4. Vaccinations. While I was ok with Sydney getting a regular flu shot, I'm not so sure how I feel about the H1N1 vaccine. Sydney is not in day care and does not visit a church nursery. She is exposed to other kids sometimes, but it is very limited (mostly it's at home or at church). I know that she is more at risk of contracting the flu from me or John, as we are in constant contact with Very Germy college and high school students. BUT! A new vaccine makes me very nervous. It just came out in October and it seems like everyone who can get it is getting it. Please understand, I am for vaccinations, and I realize this is a very sticky subject. I feel like I have it easy because our pediatrician has two young children. Every time he goes over something with us (at our office visit before vaccinations are coming up he goes through them all with us and explains why he gives them, what they're for … all that), I simply ask him if he gave them to his own children. If he says yes, then I'm fine with it … because if it's good enough for the doctor's kids, it's good enough for mine. Last visit he mentioned the chicken pox vaccine and I was all "What?! Isn't it a rite of passage to get chicken pox?" and he said that kids have been getting vaccinated for chicken pox for a while now. I felt a little unsettled about that, as I had never heard of it. I need to do more research, but all this vaccination talk has me spinning. I live in a liberal state where people are very black and white about issues … I just want to do what's best for my child. This first bout of sickness she had over Halloween weekend really put me into overdrive thinking about it. GOSH WHY DOES PARENTHOOD HAVE TO BE SO HARD!?

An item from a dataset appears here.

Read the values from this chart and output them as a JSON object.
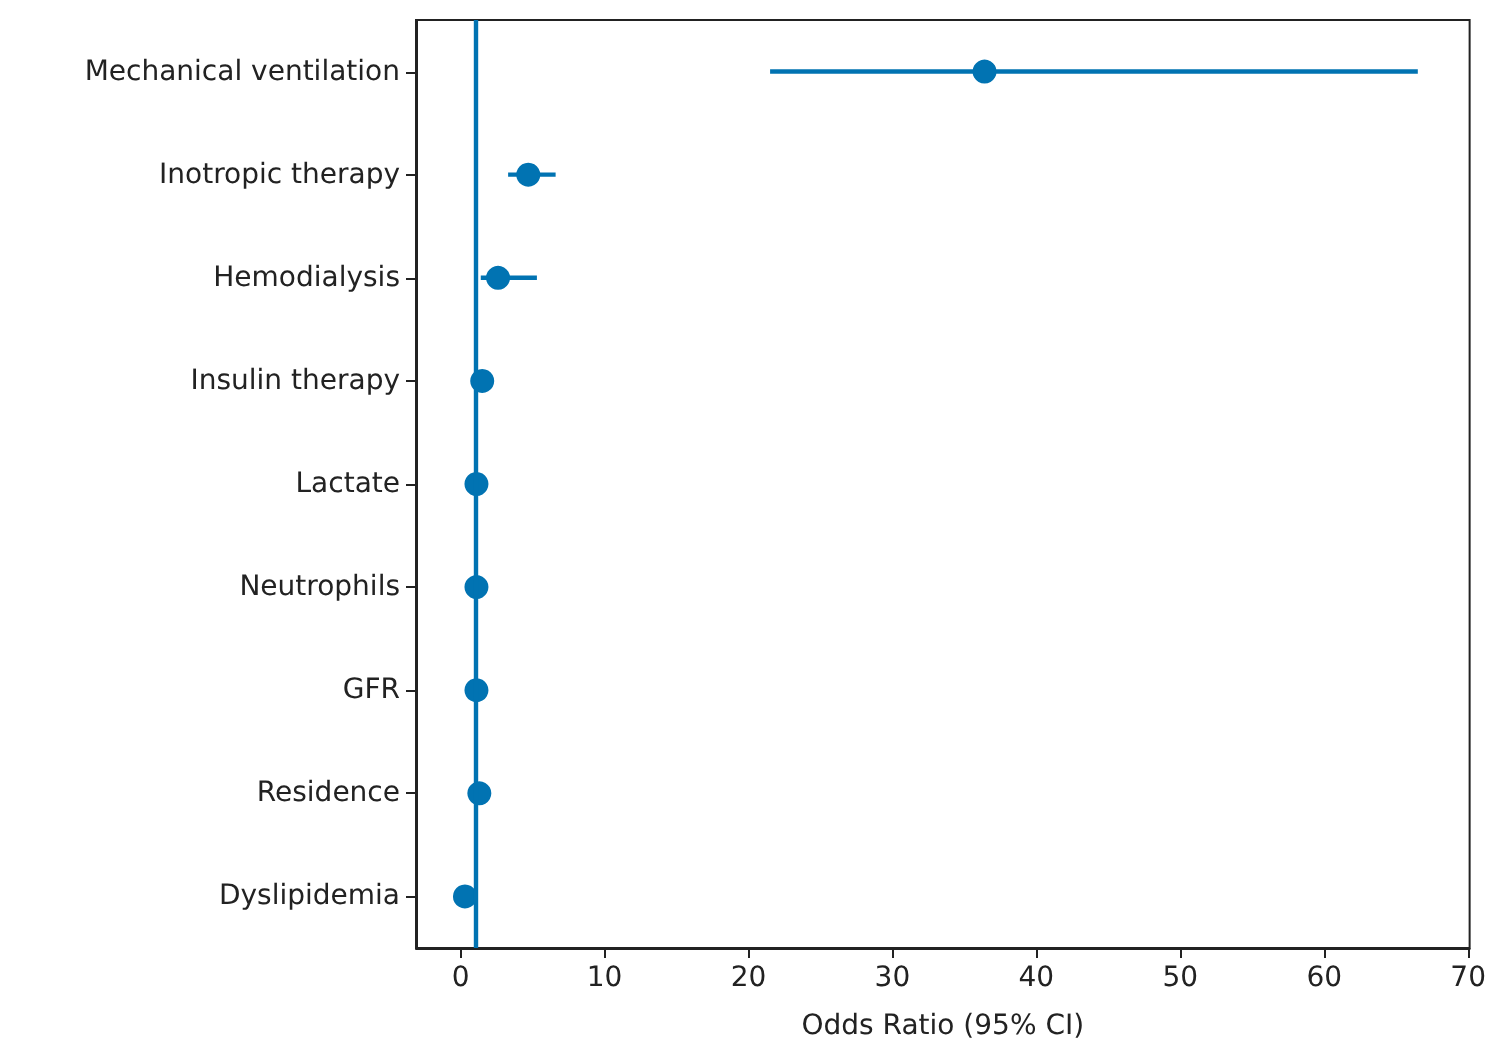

5. This movie. It looks like a heartwarming story in which a privileged family steps outside of their comfort zone to help someone who so desperately needs it in a permanent way. I'm all for that! And yet? I know that it just makes the idea of someone doing such a thing an occurance that "only can happen in movies." It just removes us farther from the concept of actually doing something like this in real life, doesn't it? I mean, what white upper-class family do you know who would welcome a black high school boy into their home? For real? With all his baggage? Also, from the preview? I don't like how the boy's family is portrayed … here is this white, rich, blonde, overbearing southern lady (stereotype) "saving" this young man from his black, uneducated, 40-ounce drinking, subsidized-housing-living, ungrateful biological family (STEREOTYPE) and how they SAVE EACH OTHER. It claims to be based on a true story but I think Hollywood is so guilty of boiling all these stereotypes down to these caricatures that it makes me cringe a little. But also? I really want to see it. I so desperately want to see people who have the means reach out to those who are in their path in real, tangible ways. I want to see people extending "cups of water" in Jesus' name. In ways that change the lives of all parties involved, inconvenience and rejection from the people who are their friends in the world of "the other" be damned. And so you can see how the opening shots where this family stops their car on the side of the road as this boy walks down it alone and freezing cold and does something to help him TOTALLY SUCKS ME IN. ARGHHHH.
Is anyone else doing any fence-riding lately or is it just me?!?